Duncan Keith: Keith is another player that was on both the 2010 and 2014 Olympic gold medal winning teams. He’s also a three-time Stanley Cup winner and last season’s playoff MVP. Keith also has two Norris Trophy wins to his name. If you need any more reasons for him to make the World Cup roster, he is seventh in defenseman scoring over the last three seasons with 109 points (16G, 93A) and ninth in plus/minus at +34.
Kris Letang: Letang has been limited to 123 games over the last three seasons, yet he has managed to score 84 points in that time (23G, 61A), which puts him at No. 26 in points, but when adjusted to points per game, he rockets up to No. 7 among defensemen. He also has one Stanley Cup to his name. A two-way threat, he should be on the World Cup club.
P.K. Subban: Subban should be a lock for the World Cup team. He’s second in the NHL in defenseman scoring over the last three years with 129 points (26G, 103A). The only player with more points than him is last season’s Norris Trophy winner, Erik Karlsson. Subban played at the 2014 Olympics, but he was limited to one game. Expect him to be on the ice for each of Canada’s 2016 World Cup games.
Brent Burns: If you’re going to have the No. 2 scoring defenseman on the team, you might as well put the No. 3 scoring defenseman on the team as well. Brent Burns is that player. Over the last three years, Burns has scored 120 points (44G, 76A). Burns may not have the individual or team accolades of some of the other players that will make the World Cup team, but he should be on the squad, even if it is as the seventh defenseman.

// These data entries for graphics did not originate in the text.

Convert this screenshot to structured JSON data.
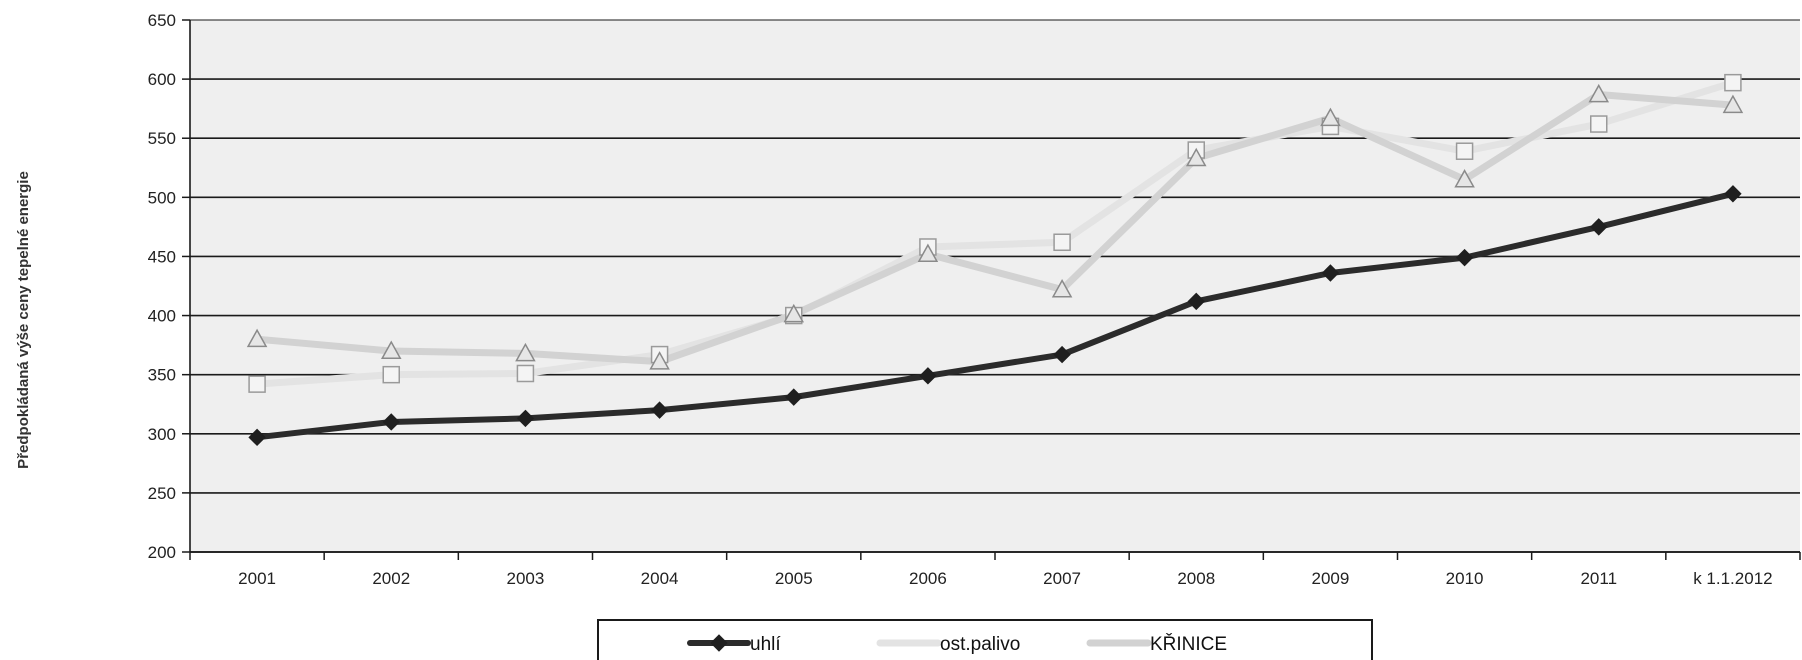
{
  "chart_data": {
    "type": "line",
    "title": "",
    "xlabel": "",
    "ylabel": "Předpokládaná výše ceny tepelné energie",
    "ylim": [
      200,
      650
    ],
    "yticks": [
      200,
      250,
      300,
      350,
      400,
      450,
      500,
      550,
      600,
      650
    ],
    "categories": [
      "2001",
      "2002",
      "2003",
      "2004",
      "2005",
      "2006",
      "2007",
      "2008",
      "2009",
      "2010",
      "2011",
      "k 1.1.2012"
    ],
    "grid": true,
    "legend_position": "bottom",
    "series": [
      {
        "name": "uhlí",
        "marker": "diamond",
        "color": "#2b2b2b",
        "values": [
          297,
          310,
          313,
          320,
          331,
          349,
          367,
          412,
          436,
          449,
          475,
          503
        ]
      },
      {
        "name": "ost.palivo",
        "marker": "square",
        "color": "#e3e3e3",
        "values": [
          342,
          350,
          351,
          367,
          400,
          458,
          462,
          540,
          560,
          539,
          562,
          597
        ]
      },
      {
        "name": "KŘINICE",
        "marker": "triangle",
        "color": "#d2d2d2",
        "values": [
          380,
          370,
          368,
          361,
          401,
          452,
          422,
          533,
          567,
          515,
          587,
          578
        ]
      }
    ]
  }
}
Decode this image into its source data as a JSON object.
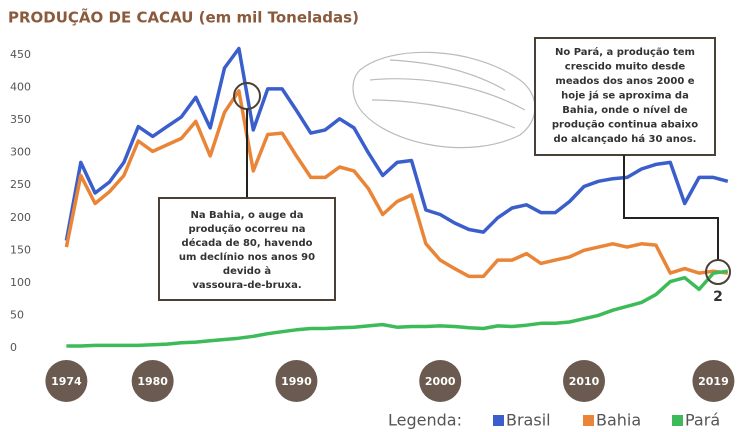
{
  "chart_data": {
    "type": "line",
    "title": "PRODUÇÃO DE CACAU (em mil Toneladas)",
    "x": [
      1974,
      1975,
      1976,
      1977,
      1978,
      1979,
      1980,
      1981,
      1982,
      1983,
      1984,
      1985,
      1986,
      1987,
      1988,
      1989,
      1990,
      1991,
      1992,
      1993,
      1994,
      1995,
      1996,
      1997,
      1998,
      1999,
      2000,
      2001,
      2002,
      2003,
      2004,
      2005,
      2006,
      2007,
      2008,
      2009,
      2010,
      2011,
      2012,
      2013,
      2014,
      2015,
      2016,
      2017,
      2018,
      2019,
      2020
    ],
    "xlim": [
      1973,
      2020.5
    ],
    "xticks": [
      1974,
      1980,
      1990,
      2000,
      2010,
      2019
    ],
    "ylim": [
      0,
      470
    ],
    "yticks": [
      0,
      50,
      100,
      150,
      200,
      250,
      300,
      350,
      400,
      450
    ],
    "legend_label": "Legenda:",
    "series": [
      {
        "name": "Brasil",
        "color": "#3a5fcd",
        "values": [
          165,
          285,
          238,
          255,
          285,
          340,
          325,
          340,
          355,
          385,
          338,
          430,
          460,
          335,
          398,
          398,
          365,
          330,
          335,
          352,
          338,
          300,
          265,
          285,
          288,
          212,
          205,
          192,
          182,
          178,
          200,
          215,
          220,
          208,
          208,
          225,
          248,
          256,
          260,
          262,
          275,
          282,
          285,
          222,
          262,
          262,
          256
        ]
      },
      {
        "name": "Bahia",
        "color": "#ea8538",
        "values": [
          155,
          265,
          222,
          240,
          265,
          318,
          302,
          312,
          322,
          348,
          295,
          362,
          395,
          272,
          328,
          330,
          295,
          262,
          262,
          278,
          272,
          245,
          205,
          225,
          235,
          160,
          135,
          122,
          110,
          110,
          135,
          135,
          145,
          130,
          135,
          140,
          150,
          155,
          160,
          155,
          160,
          158,
          115,
          122,
          115,
          118,
          115
        ]
      },
      {
        "name": "Pará",
        "color": "#3dbb58",
        "values": [
          3,
          3,
          4,
          4,
          4,
          4,
          5,
          6,
          8,
          9,
          11,
          13,
          15,
          18,
          22,
          25,
          28,
          30,
          30,
          31,
          32,
          34,
          36,
          32,
          33,
          33,
          34,
          33,
          31,
          30,
          34,
          33,
          35,
          38,
          38,
          40,
          45,
          50,
          58,
          64,
          70,
          82,
          102,
          108,
          90,
          115,
          118
        ]
      }
    ],
    "annotations": [
      {
        "lines": [
          "Na Bahia, o auge da",
          "produção ocorreu na",
          "década de 80, havendo",
          "um declínio nos anos 90",
          "devido à",
          "vassoura-de-bruxa."
        ]
      },
      {
        "lines": [
          "No Pará, a produção tem",
          "crescido muito desde",
          "meados dos anos 2000 e",
          "hoje já se aproxima da",
          "Bahia, onde o nível de",
          "produção continua abaixo",
          "do alcançado há 30 anos."
        ]
      },
      {
        "text": "2"
      }
    ]
  }
}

Shea Weber: Weber is another one of those players who was on the 2010 and 2014 Olympic teams. The veteran blue liner had one of his worst statistical seasons last year, and he’s not on pace to break any records this season either, but that doesn’t mean he shouldn’t be on the World Cup team. Despite his drop-off last year, Weber still sits at No. 5 in defenseman scoring over the last three seasons with 110 points (43G, 67A).
Carey Price: The only way Carey Price doesn’t grab the starting goaltender job for the 2016 World Cup is if he is injured. Price’s save percentage over the last three seasons is .931. His win total is 85 over the last three years. He has 17 shutouts over that time span and his goals against average is 2.12. The one thing these numbers have in common is that they all lead the NHL for goalies with more than 50 games played over three seasons. Also, last season Price took home the following hardware: William M. Jennings Trophy, Vezina Trophy, Ted Lindsay Award, and Hart Trophy. Oh, and he was the gold medal-winning goaltender at the 2014 Olympics. He’s a lock for the World Cup team.

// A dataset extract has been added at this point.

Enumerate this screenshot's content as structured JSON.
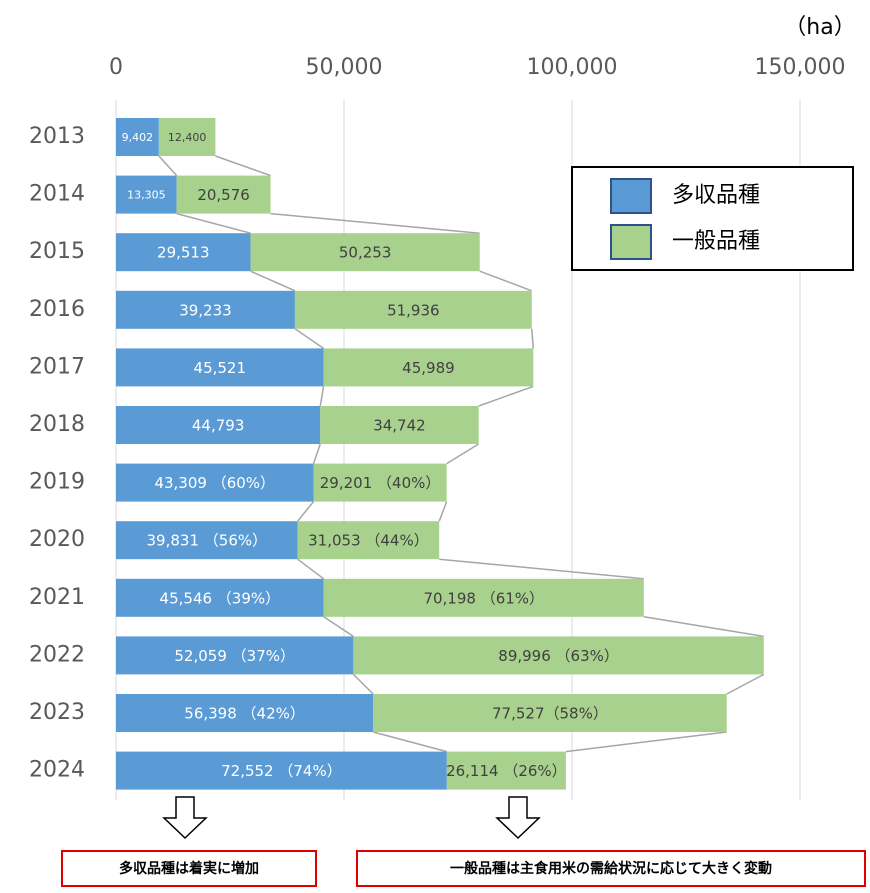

Braden Holtby: Last season proved that Holtby is ready for primetime. He played in a remarkable 73 regular season games and won 41 of those, finishing second to Price’s 44, he also tied Price for second in shutouts with nine. His play has been strong this season as well, as his record stands at 9-4-0. He may be younger than a lot of the other goalies on Team Canada’s radar, but he is more than ready to represent the country.
Marc-Andre Fleury: Fleury should make the club, but he will be the third goalie. He probably won’t be needed, but if he is the veteran will be able to handle himself well, especially since he won’t be forced to carry the team. Over the last three seasons, Fleury is third in goalie wins with 81.